O nome é Phillips, Sam Phillips (por Chico Marques)


Quem assistiu ao filme "Johnny & June - Walk The Line", com certeza ficou impressionado com o jeitão despachado e muito afirmativo do dono do pequeno estúdio de Memphis em que Johnny Cash faz sua primeira audição.

Pois ele foi o homem por trás do início de carreira não só de Johnny Cash, mas também de, entre muitos outros, Elvis Presley.

Seu nome: Sam Phillips.

Sam era um produtor de muito renome na cena musical negra americana, responsável por vários artistas de sucesso do elenco da Sun Records.

Foi Sam quem produziu Jackie Brenston e a banda de Ike Turner no compacto "Rocket 88" em 1951 -- para alguns a primeira verdadeira gravação de rock and roll, que acabou não validada pela história por ter sido feita por negros no Sul racista dos EUA.

Foi Sam também quem produziu no mesmo ano "How Many More Years/Moanin' At Midnight", o primeiro disco de Howlin' Wolf, e "Mystery Train", disco clássico de Little Junior Parker.

Em Dezembro de 1952, Sam Phillips montou o Memphis Recording Service, mais conhecido como Sun Studios, num prédio alugado na 706 Union Avenue, em Memphis.
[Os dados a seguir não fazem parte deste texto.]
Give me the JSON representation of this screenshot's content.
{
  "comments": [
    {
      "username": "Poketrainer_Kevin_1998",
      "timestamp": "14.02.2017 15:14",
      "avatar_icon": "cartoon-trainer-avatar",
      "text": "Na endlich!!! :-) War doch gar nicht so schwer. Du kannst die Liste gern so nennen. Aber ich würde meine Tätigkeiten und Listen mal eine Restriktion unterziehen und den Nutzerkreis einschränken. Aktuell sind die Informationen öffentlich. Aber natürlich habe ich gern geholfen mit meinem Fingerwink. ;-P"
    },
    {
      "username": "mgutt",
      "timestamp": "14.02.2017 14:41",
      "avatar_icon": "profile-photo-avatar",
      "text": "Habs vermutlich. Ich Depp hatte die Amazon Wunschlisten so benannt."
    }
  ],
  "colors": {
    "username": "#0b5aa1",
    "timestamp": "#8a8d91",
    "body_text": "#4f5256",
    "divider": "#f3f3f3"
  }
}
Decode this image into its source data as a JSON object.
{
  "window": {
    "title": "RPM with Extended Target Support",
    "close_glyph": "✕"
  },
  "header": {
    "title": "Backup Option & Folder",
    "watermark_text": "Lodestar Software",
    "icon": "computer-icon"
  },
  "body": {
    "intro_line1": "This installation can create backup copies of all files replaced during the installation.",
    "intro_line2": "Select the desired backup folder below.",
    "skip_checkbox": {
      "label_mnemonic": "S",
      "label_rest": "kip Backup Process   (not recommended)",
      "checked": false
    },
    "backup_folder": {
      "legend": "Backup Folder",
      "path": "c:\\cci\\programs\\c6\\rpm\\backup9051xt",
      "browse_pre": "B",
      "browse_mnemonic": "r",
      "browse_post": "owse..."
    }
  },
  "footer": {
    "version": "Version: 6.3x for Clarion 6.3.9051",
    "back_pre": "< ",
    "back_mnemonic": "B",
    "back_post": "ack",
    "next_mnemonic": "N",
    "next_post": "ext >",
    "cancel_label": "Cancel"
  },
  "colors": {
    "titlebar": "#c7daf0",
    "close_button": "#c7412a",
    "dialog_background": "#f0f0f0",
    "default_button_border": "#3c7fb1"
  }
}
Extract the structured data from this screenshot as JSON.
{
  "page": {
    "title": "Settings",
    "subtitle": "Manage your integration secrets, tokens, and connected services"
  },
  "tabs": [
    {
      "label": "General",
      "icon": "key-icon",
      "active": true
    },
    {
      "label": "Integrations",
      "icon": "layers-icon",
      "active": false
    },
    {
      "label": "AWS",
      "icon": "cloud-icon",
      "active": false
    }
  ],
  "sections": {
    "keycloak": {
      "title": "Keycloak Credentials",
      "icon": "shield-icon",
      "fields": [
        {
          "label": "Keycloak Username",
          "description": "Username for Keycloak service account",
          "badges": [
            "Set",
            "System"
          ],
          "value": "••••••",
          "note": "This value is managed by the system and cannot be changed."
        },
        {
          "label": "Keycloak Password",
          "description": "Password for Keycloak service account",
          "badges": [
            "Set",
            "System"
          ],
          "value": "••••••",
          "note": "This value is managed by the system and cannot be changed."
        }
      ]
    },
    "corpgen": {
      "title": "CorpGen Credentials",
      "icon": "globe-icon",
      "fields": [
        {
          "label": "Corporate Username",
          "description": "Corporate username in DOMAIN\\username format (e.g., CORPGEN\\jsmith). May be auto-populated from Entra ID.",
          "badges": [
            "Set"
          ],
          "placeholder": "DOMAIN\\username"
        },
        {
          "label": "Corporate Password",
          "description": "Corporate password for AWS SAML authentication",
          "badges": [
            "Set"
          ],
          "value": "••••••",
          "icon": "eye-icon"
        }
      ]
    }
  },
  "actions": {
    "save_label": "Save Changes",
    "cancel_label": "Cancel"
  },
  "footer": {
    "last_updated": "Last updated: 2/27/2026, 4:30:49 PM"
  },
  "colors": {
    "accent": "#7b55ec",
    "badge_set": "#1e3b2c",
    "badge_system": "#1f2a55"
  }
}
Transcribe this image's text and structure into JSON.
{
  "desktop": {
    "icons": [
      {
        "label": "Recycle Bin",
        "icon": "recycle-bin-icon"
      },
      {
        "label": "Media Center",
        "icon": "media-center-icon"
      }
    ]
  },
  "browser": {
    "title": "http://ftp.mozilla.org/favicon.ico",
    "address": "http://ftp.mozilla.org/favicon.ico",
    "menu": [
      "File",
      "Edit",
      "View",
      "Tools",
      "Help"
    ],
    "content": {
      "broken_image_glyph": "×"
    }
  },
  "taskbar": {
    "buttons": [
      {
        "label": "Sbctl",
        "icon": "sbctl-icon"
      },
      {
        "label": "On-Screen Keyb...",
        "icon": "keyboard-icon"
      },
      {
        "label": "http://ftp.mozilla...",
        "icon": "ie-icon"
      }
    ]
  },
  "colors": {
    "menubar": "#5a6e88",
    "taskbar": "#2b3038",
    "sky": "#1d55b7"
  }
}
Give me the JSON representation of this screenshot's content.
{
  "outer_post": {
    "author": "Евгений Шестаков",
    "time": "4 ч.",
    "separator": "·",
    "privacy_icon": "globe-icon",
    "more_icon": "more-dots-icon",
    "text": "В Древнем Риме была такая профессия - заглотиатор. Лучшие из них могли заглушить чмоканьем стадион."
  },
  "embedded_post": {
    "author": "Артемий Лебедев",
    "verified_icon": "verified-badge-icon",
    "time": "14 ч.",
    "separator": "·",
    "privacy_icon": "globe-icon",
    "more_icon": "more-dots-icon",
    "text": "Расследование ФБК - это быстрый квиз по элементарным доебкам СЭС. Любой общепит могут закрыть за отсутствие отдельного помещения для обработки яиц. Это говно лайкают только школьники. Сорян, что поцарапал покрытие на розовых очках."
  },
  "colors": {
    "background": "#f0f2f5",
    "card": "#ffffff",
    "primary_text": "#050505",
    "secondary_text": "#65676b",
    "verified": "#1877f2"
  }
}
A idéia da Sun era produzir discos, tanto para músicos profissionais quanto para amadores dispostos a pagar por uma sessão de gravação e pela prensagem de um disco.

O primeiro lançamento da Sun foi um compacto de 45 rotações de um saxofonista negro chamado Johnny London, que despontou rapidamente para o anonimato. O nome da música era "Drivin' Slow". Um fiasco de vendas na época.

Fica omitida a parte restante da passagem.